The Nats have brought back Bleier to see what he can do as a lefty reliever. Aside from a handful of spot starts here and there, Bleier’s starting days are long behind him, and for him to succeed in D.C., he will need to keep the ball down and pound the bottom of the strikezone. He figures to have Joe La Sorsa and José A. Ferrer as his primary competition, with the Nats, as ever, looking thin on left-handed depth.
Zach Davies (NRI)
2023 stats (MLB): 7.00 ERA, 1.66 WHIP, 19.1% K, 10.9% BB+HBP, 2.7% HR
2023 stats (minors): 6.50 ERA, 1.83 WHIP, 15.7% K, 9.6% BB+HBP, 1.2% HR
Career stats (MLB): 4.36 ERA, 1.36 WHIP, 17.5% K, 8.8% BB+HBP, 3.0% HR
The Nats went into spring training with literally no one from outside the organization signed to push Trevor Williams (abysmal in 2023) or Jackson Rutledge (uneven across four late-season starts) for the fifth starter spot. Then they took a chance on Davies, who is coming off a disappointing two-year stint in Arizona but has some better years in the rear-view mirror. He’s in camp as a non-roster invitee.

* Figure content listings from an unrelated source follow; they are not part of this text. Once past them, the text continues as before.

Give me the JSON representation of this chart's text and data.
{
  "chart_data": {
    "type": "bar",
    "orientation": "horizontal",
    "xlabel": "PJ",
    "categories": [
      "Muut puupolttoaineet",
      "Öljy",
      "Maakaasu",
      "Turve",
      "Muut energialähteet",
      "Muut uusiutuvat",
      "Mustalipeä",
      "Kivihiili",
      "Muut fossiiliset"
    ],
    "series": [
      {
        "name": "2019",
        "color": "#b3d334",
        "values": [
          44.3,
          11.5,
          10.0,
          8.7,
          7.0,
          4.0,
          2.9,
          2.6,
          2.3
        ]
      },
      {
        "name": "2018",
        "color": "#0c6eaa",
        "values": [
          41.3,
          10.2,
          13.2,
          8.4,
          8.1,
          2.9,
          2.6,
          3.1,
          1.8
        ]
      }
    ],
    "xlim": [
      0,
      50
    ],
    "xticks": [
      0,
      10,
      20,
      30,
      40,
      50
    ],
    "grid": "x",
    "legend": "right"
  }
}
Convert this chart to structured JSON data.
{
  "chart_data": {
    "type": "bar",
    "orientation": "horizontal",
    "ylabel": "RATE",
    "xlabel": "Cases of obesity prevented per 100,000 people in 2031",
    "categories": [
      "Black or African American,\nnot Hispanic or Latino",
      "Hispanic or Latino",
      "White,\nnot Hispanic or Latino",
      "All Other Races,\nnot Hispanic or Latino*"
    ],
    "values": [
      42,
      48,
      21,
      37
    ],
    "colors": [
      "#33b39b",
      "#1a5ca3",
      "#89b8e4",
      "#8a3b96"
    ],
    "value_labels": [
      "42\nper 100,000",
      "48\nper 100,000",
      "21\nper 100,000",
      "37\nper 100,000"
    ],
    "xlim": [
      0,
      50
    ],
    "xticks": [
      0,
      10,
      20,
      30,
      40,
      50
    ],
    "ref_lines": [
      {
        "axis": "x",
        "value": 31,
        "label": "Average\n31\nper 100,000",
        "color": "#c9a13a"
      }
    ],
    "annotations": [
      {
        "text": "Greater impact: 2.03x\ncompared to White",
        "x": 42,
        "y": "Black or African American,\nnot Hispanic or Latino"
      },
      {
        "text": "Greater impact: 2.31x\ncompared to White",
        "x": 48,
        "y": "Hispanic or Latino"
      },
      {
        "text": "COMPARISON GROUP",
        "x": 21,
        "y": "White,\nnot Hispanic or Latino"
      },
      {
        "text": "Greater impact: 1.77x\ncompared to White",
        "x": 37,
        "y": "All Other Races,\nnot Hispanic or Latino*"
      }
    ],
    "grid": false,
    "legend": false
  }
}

Davies, who just turned 31, was serviceable if not stellar for the Diamondbacks in 2022, posting a 4.09 ERA with a 1.30 WHIP. The peripherals suggest he was a bit lucky that year, and then that he was a bit unlucky in 2023, when his ERA ballooned to 7. He wasn’t very good in 2021 with the Chicago Cubs, but his pandemic season with the San Diego Padres went quite well as he pitched to a 2.73 ERA over twelve starts. Davies is kind of a “choose-your-own-adventure” guy, as he’s had some good times but not much to speak of recently. Interestingly, he’s pitched in 200 major league games, and he’s started every single one of them, so there’s little reason to think the Nats have him in camp for any reason other than to compete for a starter role.
A lot of fans were hoping the Nats would, even if not prepared to spend to the levels of a Yoshinobu Yamamoto or a Blake Snell this winter, at least sign a No. 4-ish starter like a Hyun-Jin Ryu or a Sean Manaea. That didn’t happen. From the D-tier of starting pitchers available this winter, Davies isn’t the worst option, but he’s a pure flier. He’s a soft tosser who occasionally hits 90-91 mph at the high end. He was worse even last season than Williams was and struggled to stay healthy to boot, missing some time with a back issue. (On the plus side, at least he’s never lost a start at Nationals Park.) The Nats will hope the undersized righty can find his previous form, but it’s not a high ceiling here. There’s a decent chance that even if Davies breaks camp with the Nats, he’s this year’s Chad Kuhl.